Type: Article
O’Brien, Gerard. ‘The Grattan Mystique’, Eighteenth-century Ireland/Iris an dá chultúr, Vol. 1 (1986), pp 177-194.
This article investigates the longstanding mystique surrounding the ‘patriot tradition’ of Henry Grattan. O’Brien challenges the view that ‘Grattan almost single-handedly won the free trade dispute and secured the leadership of the patriots’. O’Brien discusses the ‘hagiographical’ five-volume Memoirs of the Life and Times of Henry Grattan (1839-43) written by Henry Grattan Jr. which, due to the destruction of the personal papers of those Grattan corresponded with, became the chief source for biographers. O’Brien suggests that all Grattan’s subsequent biographers have contributed to the maintenance of the mystique with their ‘unimaginative and uncritical’ treatment of the politician.
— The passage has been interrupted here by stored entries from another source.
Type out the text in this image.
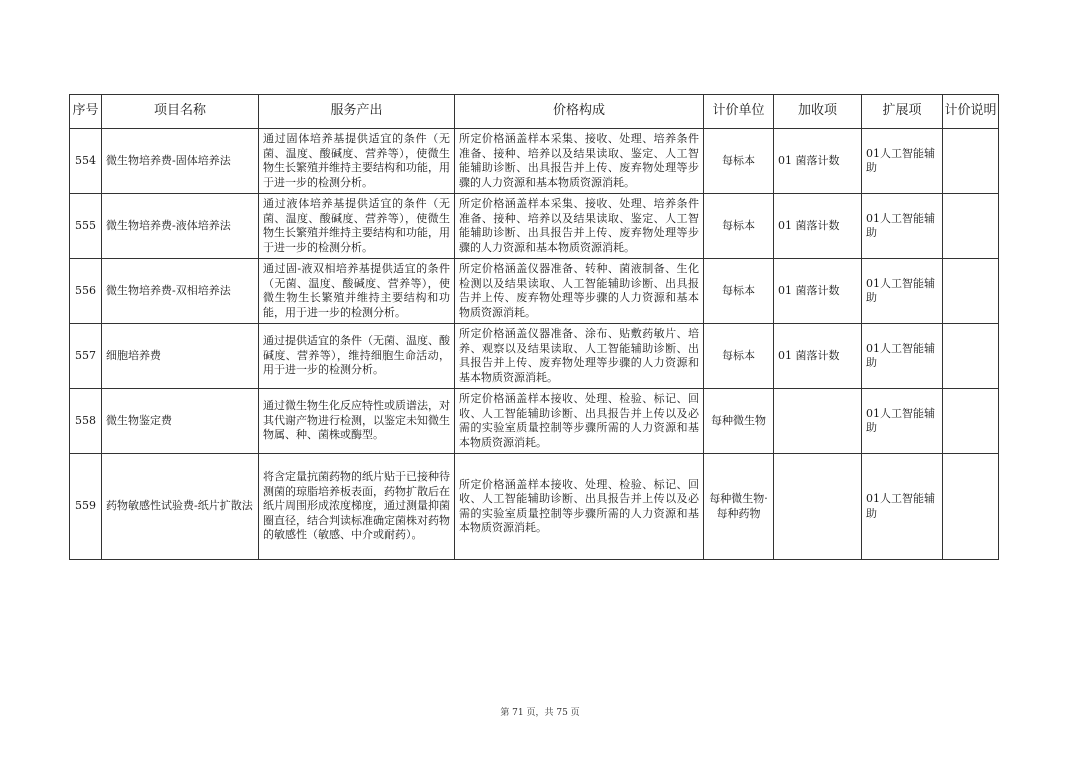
序号	项目名称	服务产出	价格构成	计价单位	加收项	扩展项	计价说明
554	微生物培养费-固体培养法	通过固体培养基提供适宜的条件（无菌、温度、酸碱度、营养等），使微生物生长繁殖并维持主要结构和功能，用于进一步的检测分析。	所定价格涵盖样本采集、接收、处理、培养条件准备、接种、培养以及结果读取、鉴定、人工智能辅助诊断、出具报告并上传、废弃物处理等步骤的人力资源和基本物质资源消耗。	每标本	01 菌落计数	01人工智能辅助	
555	微生物培养费-液体培养法	通过液体培养基提供适宜的条件（无菌、温度、酸碱度、营养等），使微生物生长繁殖并维持主要结构和功能，用于进一步的检测分析。	所定价格涵盖样本采集、接收、处理、培养条件准备、接种、培养以及结果读取、鉴定、人工智能辅助诊断、出具报告并上传、废弃物处理等步骤的人力资源和基本物质资源消耗。	每标本	01 菌落计数	01人工智能辅助	
556	微生物培养费-双相培养法	通过固-液双相培养基提供适宜的条件（无菌、温度、酸碱度、营养等），使微生物生长繁殖并维持主要结构和功能，用于进一步的检测分析。	所定价格涵盖仪器准备、转种、菌液制备、生化检测以及结果读取、人工智能辅助诊断、出具报告并上传、废弃物处理等步骤的人力资源和基本物质资源消耗。	每标本	01 菌落计数	01人工智能辅助	
557	细胞培养费	通过提供适宜的条件（无菌、温度、酸碱度、营养等），维持细胞生命活动，用于进一步的检测分析。	所定价格涵盖仪器准备、涂布、贴敷药敏片、培养、观察以及结果读取、人工智能辅助诊断、出具报告并上传、废弃物处理等步骤的人力资源和基本物质资源消耗。	每标本	01 菌落计数	01人工智能辅助	
558	微生物鉴定费	通过微生物生化反应特性或质谱法，对其代谢产物进行检测，以鉴定未知微生物属、种、菌株或酶型。	所定价格涵盖样本接收、处理、检验、标记、回收、人工智能辅助诊断、出具报告并上传以及必需的实验室质量控制等步骤所需的人力资源和基本物质资源消耗。	每种微生物		01人工智能辅助	
559	药物敏感性试验费-纸片扩散法	将含定量抗菌药物的纸片贴于已接种待测菌的琼脂培养板表面，药物扩散后在纸片周围形成浓度梯度，通过测量抑菌圈直径，结合判读标准确定菌株对药物的敏感性（敏感、中介或耐药）。	所定价格涵盖样本接收、处理、检验、标记、回收、人工智能辅助诊断、出具报告并上传以及必需的实验室质量控制等步骤所需的人力资源和基本物质资源消耗。	每种微生物·每种药物		01人工智能辅助	
第 71 页，共 75 页
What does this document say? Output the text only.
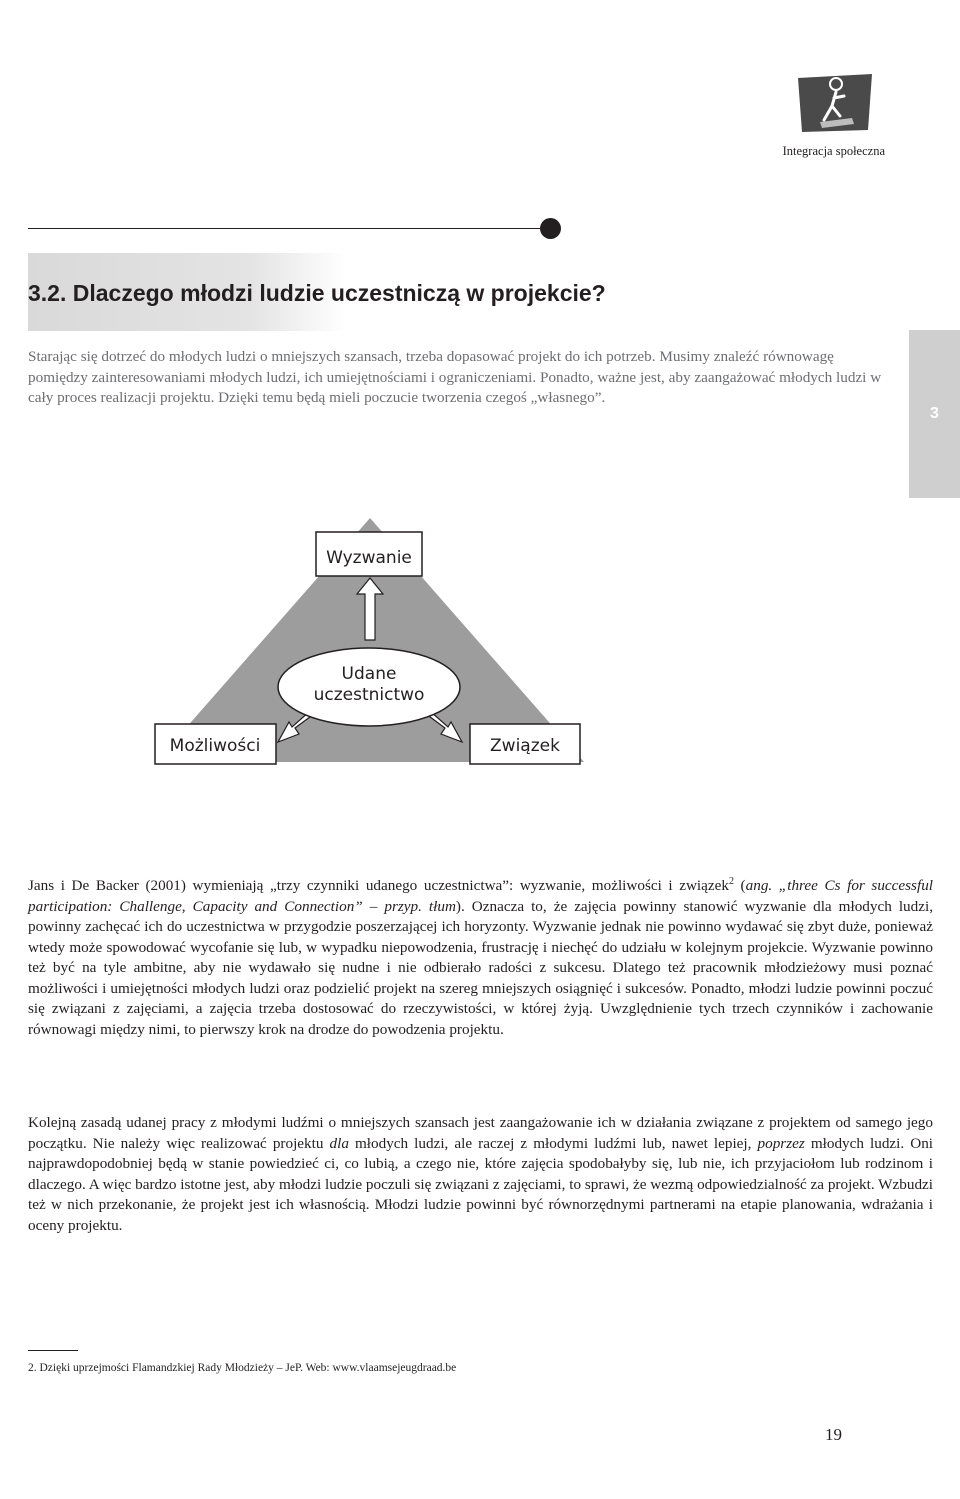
Integracja społeczna
3.2. Dlaczego młodzi ludzie uczestniczą w projekcie?
3

Starając się dotrzeć do młodych ludzi o mniejszych szansach, trzeba dopasować projekt do ich potrzeb. Musimy znaleźć równowagę pomiędzy zainteresowaniami młodych ludzi, ich umiejętnościami i ograniczeniami. Ponadto, ważne jest, aby zaangażować młodych ludzi w cały proces realizacji projektu. Dzięki temu będą mieli poczucie tworzenia czegoś „własnego”.

Wyzwanie
Udane
uczestnictwo
Możliwości	Związek

Jans i De Backer (2001) wymieniają „trzy czynniki udanego uczestnictwa”: wyzwanie, możliwości i związek$^2$ (ang. „three Cs for successful participation: Challenge, Capacity and Connection” – przyp. tłum). Oznacza to, że zajęcia powinny stanowić wyzwanie dla młodych ludzi, powinny zachęcać ich do uczestnictwa w przygodzie poszerzającej ich horyzonty. Wyzwanie jednak nie powinno wydawać się zbyt duże, ponieważ wtedy może spowodować wycofanie się lub, w wypadku niepowodzenia, frustrację i niechęć do udziału w kolejnym projekcie. Wyzwanie powinno też być na tyle ambitne, aby nie wydawało się nudne i nie odbierało radości z sukcesu. Dlatego też pracownik młodzieżowy musi poznać możliwości i umiejętności młodych ludzi oraz podzielić projekt na szereg mniejszych osiągnięć i sukcesów. Ponadto, młodzi ludzie powinni poczuć się związani z zajęciami, a zajęcia trzeba dostosować do rzeczywistości, w której żyją. Uwzględnienie tych trzech czynników i zachowanie równowagi między nimi, to pierwszy krok na drodze do powodzenia projektu.

Kolejną zasadą udanej pracy z młodymi ludźmi o mniejszych szansach jest zaangażowanie ich w działania związane z projektem od samego jego początku. Nie należy więc realizować projektu dla młodych ludzi, ale raczej z młodymi ludźmi lub, nawet lepiej, poprzez młodych ludzi. Oni najprawdopodobniej będą w stanie powiedzieć ci, co lubią, a czego nie, które zajęcia spodobałyby się, lub nie, ich przyjaciołom lub rodzinom i dlaczego. A więc bardzo istotne jest, aby młodzi ludzie poczuli się związani z zajęciami, to sprawi, że wezmą odpowiedzialność za projekt. Wzbudzi też w nich przekonanie, że projekt jest ich własnością. Młodzi ludzie powinni być równorzędnymi partnerami na etapie planowania, wdrażania i oceny projektu.

2. Dzięki uprzejmości Flamandzkiej Rady Młodzieży – JeP. Web: www.vlaamsejeugdraad.be
19
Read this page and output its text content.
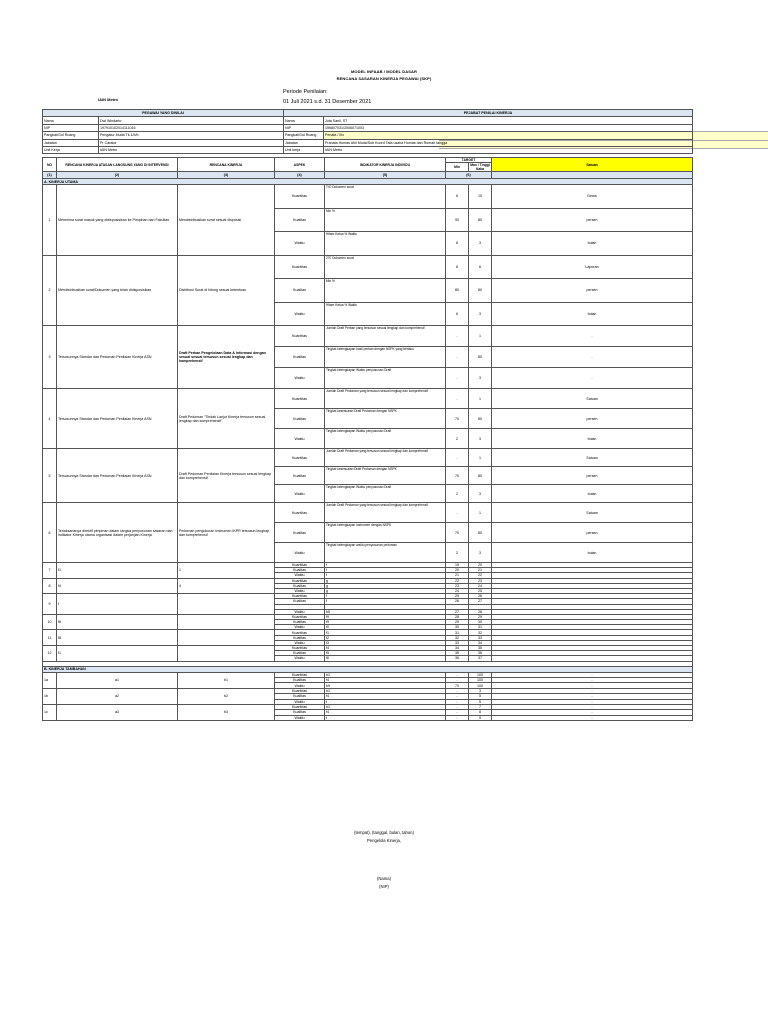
MODEL INFAAB / MODEL DASAR
RENCANA SASARAN KINERJA PEGAWAI (SKP)
Periode Penilaian:
01 Juli 2021 s.d. 31 Desember 2021
IAIN Metro
PEGAWAI YANG DINILAI		PEJABAT PENILAI KINERJA	
Nama	Dwi Windarto	Nama	Juta Sanil, ST
NIP	197910102014111016	NIP	196807031/2006071003
Pangkat/Gol Ruang	Pengatur Muda Tk.1/II/b	Pangkat/Gol Ruang	Penata / IIIc
Jabatan	Pr Caraka	Jabatan	Pranata Humas Ahli Muda/Sub Koord Tata usaha Humas dan Rumah tangga
Unit Kerja	IAIN Metro	Unit kerja	IAIN Metro
NO	RENCANA KINERJA ATASAN LANGSUNG YANG DI INTERVENSI	RENCANA KINERJA	ASPEK	INDIKATOR KINERJA INDIVIDU	TARGET		Satuan
					Min	Max / Tinggi Kaka	
(1)	(2)	(3)	(4)	(5)	(6)		
A. KINERJA UTAMA							
1	Menerima surat masuk yang didisposisikan ke Pimpinan dan Fakultas	Mendistribusikan surat sesuai disposisi	Kuantitas	TIO Dokumen surat	6	10	Dewa
			Kualitas	Min %	90	80	persen
			Waktu	Hitam Ketua % Waktu	6	3	bulan
2	Mendistribusikan surat/Dokumen yang telah didisposisikan	Distribusi Surat di hitung sesuai ketentuan	Kuantitas	270 Dokumen surat	6	6	Laporan
			Kualitas	Min %	80	80	persen
			Waktu	Hitam Ketua % Waktu	6	3	bulan
3	Tersusunnya Standar dan Pedoman Penilaian Kinerja ASN	Draft Perkan Pengelolaan Data & Informasi dengan sesuai sesuai tersusun sesuai lengkap dan komprehensif	Kuantitas	Jumlah Draft Perban yang tersusun sesuai lengkap dan komprehensif	-	1	-
			Kualitas	Tingkat kelengkapan hasil perban dengan NSPK yang berlaku	-	80	-
			Waktu	Tingkat kelengkapan Waktu penyusunan Draft	-	3	-
4	Tersusunnya Standar dan Pedoman Penilaian Kinerja ASN	Draft Pedoman "Tindak Lanjut Kinerja tersusun sesuai lengkap dan komprehensif"	Kuantitas	Jumlah Draft Pedoman yang tersusun sesuai lengkap dan komprehensif	-	1	Satuan
			Kualitas	Tingkat kesesuaian Draft Pedoman dengan NSPK	70	80	persen
			Waktu	Tingkat kelengkapan Waktu penyusunan Draft	2	3	bulan
5	Tersusunnya Standar dan Pedoman Penilaian Kinerja ASN	Draft Pedoman Penilaian Kinerja tersusun sesuai lengkap dan komprehensif	Kuantitas	Jumlah Draft Pedoman yang tersusun sesuai lengkap dan komprehensif	-	1	Satuan
			Kualitas	Tingkat kesesuaian Draft Pedoman dengan NSPK	70	80	persen
			Waktu	Tingkat kelengkapan Waktu penyusunan Draft	2	3	bulan
6	Terlaksananya direktif pimpinan dalam rangka penyusunan sasaran dan indikator Kinerja utama organisasi dalam perjanjian Kinerja	Pedoman pengukuran Instrumen IKPR tersusun lengkap dan komprehensif	Kuantitas	Jumlah Draft Pedoman yang tersusun sesuai lengkap dan komprehensif	-	1	Satuan
			Kualitas	Tingkat kelengkapan instrumen dengan NSPK	70	80	persen
			Waktu	Tingkat kelengkapan waktu penyusunan pedoman	2	3	bulan
7	f1	1	Kuantitas	f	19	20	
			Kualitas	f	20	21	
			Waktu	f	21	22	
8	f4	4	Kuantitas	g	22	23	
			Kualitas	g	23	24	
			Waktu	g	24	25	
9	f		Kuantitas	f	25	26	
			Kualitas	f	26	27	

			Waktu	b5	27	28	
10	f6		Kuantitas	f9	28	29	
			Kualitas	f9	29	30	
			Waktu	f0	30	31	
11	f8		Kuantitas	f1	31	32	
			Kualitas	f2	32	33	
			Waktu	f3	33	34	
12	f1		Kuantitas	f4	34	35	
			Kualitas	f5	35	36	
			Waktu	f6	36	37	

B. KINERJA TAMBAHAN							
1a	a1	b1	Kuantitas	b1	-	100	-
			Kualitas	f4	-	100	-
			Waktu	b9	70	100	-
1b	a2	b2	Kuantitas	b1	-	3	-
			Kualitas	f4	-	5	-
			Waktu	f	-	5	-
1c	a3	b3	Kuantitas	b1	-	7	-
			Kualitas	f4	-	8	-
			Waktu	f	-	9	-
(tempat), (tanggal, bulan, tahun)
Pengelola Kinerja,
(Nama)
(NIP)
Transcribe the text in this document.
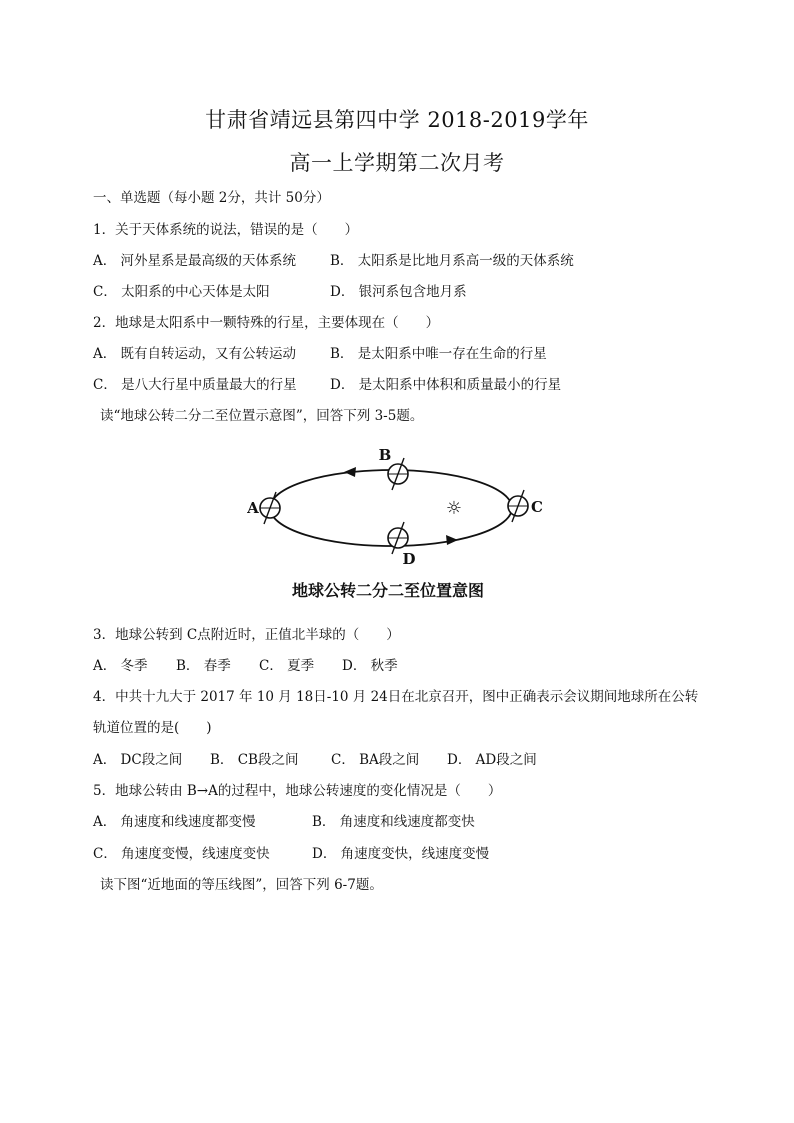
甘肃省靖远县第四中学 2018-2019学年
高一上学期第二次月考
一、单选题（每小题 2分，共计 50分）
1．关于天体系统的说法，错误的是（　　）
A． 河外星系是最高级的天体系统	B． 太阳系是比地月系高一级的天体系统
C． 太阳系的中心天体是太阳	D． 银河系包含地月系
2．地球是太阳系中一颗特殊的行星，主要体现在（　　）
A． 既有自转运动，又有公转运动	B． 是太阳系中唯一存在生命的行星
C． 是八大行星中质量最大的行星 D． 是太阳系中体积和质量最小的行星
读“地球公转二分二至位置示意图”，回答下列 3-5题。
☼
A
B
C
D
地球公转二分二至位置意图
3．地球公转到 C点附近时，正值北半球的（　　）
A． 冬季 B． 春季 C． 夏季 D． 秋季
4．中共十九大于 2017 年 10 月 18日-10 月 24日在北京召开，图中正确表示会议期间地球所在公转
轨道位置的是(　　)
A． DC段之间 B． CB段之间 C． BA段之间 D． AD段之间
5．地球公转由 B→A的过程中，地球公转速度的变化情况是（　　）
A． 角速度和线速度都变慢	B． 角速度和线速度都变快
C． 角速度变慢，线速度变快	D． 角速度变快，线速度变慢
读下图“近地面的等压线图”，回答下列 6-7题。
He questions the authenticity of Grattan’s 16 April 1782 speech, later published by Grattan Jr. in 1822, in which Grattan is said to have made the famous pronouncement: ‘Spirit of Swift, spirit of Molyneux, your genius has prevailed; Ireland is now a nation’. O’Brien provides evidence to suggest that Grattan rewrote the famous speech which for all historians has been the touchstone of ‘patriot tradition’ and which, as printed, ‘contained phrases which were never uttered by him and forwarded ideas and sentiments which he did not, at the crucial period, entertain’.